17Aug

Companies now face double jeopardy when it comes to employee compensation. On the one hand, employees can freely share their compensation with other employees and on the other hand, they can withhold their current compensation information from future employers. So, what should organizations do to keep engaged employees engaged if employees feel they aren’t being compensated fairly?

 First start by reviewing your current compensation practices and total rewards programs. Next, check to see if your current compensation/total rewards program aligns with your organizations mission, vision, and values statement. Does it hold up to your current philosophy? If not, then do a market evaluation check-up to see what bench-marked positions in your industry are currently paying.
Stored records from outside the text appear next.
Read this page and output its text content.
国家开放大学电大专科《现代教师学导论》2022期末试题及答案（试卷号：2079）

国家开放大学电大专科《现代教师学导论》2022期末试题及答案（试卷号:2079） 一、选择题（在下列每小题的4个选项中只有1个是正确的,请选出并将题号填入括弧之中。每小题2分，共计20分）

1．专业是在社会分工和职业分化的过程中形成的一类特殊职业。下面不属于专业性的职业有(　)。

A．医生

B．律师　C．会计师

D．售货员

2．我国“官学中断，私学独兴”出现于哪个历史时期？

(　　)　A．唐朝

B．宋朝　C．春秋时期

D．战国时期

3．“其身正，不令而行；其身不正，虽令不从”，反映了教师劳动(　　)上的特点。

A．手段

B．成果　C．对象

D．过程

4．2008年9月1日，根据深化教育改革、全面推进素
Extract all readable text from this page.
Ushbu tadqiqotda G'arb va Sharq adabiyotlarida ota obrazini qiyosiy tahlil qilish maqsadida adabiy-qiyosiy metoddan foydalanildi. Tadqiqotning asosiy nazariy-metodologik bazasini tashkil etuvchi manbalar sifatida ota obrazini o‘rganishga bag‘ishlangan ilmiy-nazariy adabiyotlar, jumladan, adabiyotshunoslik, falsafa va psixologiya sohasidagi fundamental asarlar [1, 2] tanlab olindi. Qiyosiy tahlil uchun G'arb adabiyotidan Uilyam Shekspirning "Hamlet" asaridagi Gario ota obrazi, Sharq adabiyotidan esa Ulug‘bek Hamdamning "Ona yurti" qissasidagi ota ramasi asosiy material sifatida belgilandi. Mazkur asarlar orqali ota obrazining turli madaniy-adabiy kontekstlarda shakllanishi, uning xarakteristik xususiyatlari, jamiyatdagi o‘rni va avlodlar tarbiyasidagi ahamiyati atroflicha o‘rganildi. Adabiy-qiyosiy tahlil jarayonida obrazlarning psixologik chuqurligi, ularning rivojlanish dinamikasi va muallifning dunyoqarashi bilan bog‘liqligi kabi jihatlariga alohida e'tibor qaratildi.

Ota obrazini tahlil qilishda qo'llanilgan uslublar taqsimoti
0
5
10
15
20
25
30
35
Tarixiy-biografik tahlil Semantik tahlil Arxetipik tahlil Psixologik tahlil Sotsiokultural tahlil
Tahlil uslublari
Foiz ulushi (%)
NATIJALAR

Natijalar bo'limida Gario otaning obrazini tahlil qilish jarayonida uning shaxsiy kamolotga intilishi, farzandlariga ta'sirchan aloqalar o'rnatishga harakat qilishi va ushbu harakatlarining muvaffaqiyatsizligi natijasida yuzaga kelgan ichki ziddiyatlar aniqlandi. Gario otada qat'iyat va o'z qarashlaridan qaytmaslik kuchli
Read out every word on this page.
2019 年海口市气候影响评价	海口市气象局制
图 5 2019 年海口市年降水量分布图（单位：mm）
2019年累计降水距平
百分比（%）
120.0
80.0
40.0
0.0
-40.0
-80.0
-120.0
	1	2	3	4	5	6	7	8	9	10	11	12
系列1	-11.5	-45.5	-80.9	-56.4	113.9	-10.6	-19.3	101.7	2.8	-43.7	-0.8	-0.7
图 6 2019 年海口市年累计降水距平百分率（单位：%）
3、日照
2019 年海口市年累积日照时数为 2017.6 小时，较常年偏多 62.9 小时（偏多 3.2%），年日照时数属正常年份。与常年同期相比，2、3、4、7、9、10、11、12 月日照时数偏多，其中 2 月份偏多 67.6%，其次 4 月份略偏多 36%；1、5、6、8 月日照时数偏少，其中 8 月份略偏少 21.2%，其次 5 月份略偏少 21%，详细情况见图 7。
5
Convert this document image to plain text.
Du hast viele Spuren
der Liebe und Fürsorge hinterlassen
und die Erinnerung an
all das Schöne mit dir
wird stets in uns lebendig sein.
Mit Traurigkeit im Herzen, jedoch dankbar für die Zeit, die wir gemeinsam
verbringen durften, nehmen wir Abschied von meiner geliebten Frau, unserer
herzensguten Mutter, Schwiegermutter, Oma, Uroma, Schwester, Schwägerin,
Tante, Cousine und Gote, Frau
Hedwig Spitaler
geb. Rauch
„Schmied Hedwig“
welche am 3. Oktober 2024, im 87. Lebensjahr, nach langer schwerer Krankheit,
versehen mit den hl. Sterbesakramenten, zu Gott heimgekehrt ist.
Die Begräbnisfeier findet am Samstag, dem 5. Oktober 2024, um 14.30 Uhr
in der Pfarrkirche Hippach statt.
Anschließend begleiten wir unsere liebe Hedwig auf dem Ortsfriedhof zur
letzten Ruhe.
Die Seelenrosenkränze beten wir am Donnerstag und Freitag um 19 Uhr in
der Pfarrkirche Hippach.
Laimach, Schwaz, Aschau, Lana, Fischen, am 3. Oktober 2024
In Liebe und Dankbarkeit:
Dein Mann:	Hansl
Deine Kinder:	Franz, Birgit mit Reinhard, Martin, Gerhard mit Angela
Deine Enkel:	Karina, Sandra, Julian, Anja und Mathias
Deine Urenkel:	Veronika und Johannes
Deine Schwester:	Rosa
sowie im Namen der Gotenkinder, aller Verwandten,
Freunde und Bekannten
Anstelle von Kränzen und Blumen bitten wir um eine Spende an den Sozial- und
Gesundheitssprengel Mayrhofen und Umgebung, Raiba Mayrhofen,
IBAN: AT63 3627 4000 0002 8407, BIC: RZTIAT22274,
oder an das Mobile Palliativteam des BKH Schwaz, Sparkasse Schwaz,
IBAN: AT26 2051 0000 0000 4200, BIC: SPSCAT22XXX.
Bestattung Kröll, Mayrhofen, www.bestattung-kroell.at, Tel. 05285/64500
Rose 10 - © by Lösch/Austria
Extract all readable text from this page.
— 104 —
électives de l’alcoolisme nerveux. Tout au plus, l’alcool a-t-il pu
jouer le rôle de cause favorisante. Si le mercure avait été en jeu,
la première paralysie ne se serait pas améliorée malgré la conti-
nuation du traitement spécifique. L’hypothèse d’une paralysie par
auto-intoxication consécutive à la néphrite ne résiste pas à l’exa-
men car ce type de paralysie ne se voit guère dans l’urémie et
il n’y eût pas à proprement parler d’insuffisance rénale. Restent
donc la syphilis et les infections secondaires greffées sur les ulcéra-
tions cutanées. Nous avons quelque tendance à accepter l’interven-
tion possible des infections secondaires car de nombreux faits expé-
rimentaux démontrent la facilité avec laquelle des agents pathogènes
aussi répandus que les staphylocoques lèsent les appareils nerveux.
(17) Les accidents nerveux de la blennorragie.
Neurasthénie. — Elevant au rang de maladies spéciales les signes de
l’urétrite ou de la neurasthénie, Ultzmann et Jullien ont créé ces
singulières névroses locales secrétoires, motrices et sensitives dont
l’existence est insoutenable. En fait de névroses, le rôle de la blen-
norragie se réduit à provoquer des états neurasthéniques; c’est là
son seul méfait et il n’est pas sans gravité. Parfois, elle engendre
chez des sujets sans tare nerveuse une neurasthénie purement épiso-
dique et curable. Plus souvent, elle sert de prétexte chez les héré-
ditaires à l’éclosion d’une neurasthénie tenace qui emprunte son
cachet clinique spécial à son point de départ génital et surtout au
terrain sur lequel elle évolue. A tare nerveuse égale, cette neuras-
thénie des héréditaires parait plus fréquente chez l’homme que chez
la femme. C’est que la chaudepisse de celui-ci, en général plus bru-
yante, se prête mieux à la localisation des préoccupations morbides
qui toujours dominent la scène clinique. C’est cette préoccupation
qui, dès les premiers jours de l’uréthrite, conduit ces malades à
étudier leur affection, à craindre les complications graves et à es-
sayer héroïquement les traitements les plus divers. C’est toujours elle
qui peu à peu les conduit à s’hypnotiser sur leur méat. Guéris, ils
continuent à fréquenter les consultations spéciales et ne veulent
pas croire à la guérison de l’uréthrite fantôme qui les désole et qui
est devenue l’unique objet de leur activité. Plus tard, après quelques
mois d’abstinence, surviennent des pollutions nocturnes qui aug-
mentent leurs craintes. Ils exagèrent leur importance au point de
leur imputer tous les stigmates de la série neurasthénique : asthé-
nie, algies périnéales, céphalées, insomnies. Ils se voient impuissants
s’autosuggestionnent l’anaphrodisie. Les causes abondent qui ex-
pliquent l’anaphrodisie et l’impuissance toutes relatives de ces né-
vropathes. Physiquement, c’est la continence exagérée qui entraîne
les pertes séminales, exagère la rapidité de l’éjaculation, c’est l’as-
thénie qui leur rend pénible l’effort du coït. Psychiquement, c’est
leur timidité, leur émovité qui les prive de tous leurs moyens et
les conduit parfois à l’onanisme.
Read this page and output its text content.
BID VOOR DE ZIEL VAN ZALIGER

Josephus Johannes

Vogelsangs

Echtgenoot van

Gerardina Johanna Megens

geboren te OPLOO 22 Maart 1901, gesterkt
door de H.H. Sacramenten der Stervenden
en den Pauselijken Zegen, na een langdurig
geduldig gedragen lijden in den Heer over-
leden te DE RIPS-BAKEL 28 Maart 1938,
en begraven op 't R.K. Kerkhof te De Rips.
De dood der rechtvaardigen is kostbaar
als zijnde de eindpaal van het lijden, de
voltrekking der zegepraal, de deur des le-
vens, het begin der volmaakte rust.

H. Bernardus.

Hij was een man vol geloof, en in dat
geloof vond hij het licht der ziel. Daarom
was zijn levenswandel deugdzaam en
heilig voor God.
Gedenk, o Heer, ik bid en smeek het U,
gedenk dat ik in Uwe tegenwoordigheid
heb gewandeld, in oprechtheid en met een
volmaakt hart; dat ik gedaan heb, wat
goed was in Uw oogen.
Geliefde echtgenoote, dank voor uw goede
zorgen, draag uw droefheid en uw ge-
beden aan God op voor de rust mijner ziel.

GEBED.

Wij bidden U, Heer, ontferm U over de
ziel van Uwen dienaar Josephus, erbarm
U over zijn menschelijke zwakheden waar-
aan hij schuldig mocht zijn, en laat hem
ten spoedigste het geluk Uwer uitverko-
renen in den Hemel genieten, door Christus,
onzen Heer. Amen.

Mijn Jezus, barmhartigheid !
If your compensation scale aligns with the market, then you are paying your employees fairly and can compete for future talent. If your compensation scale doesn’t align with the market, then begin to take the necessary steps to align with the market and the culture your organization has created or the culture you wish to create.

 You can do this with some initial upfront strategic planning and by budgeting for current and future salary expenses/increases. Keep in mind that any adjustments or alignments you make should follow and lend credence to your established policies and procedures. This allows your organizations compensation practices to be viewed as trusted and fair.

 When your employees know that the organization is investing in them through a fair compensation/total rewards practice – it helps them to stay engaged with you because they don’t have to worry about unfair compensation matters.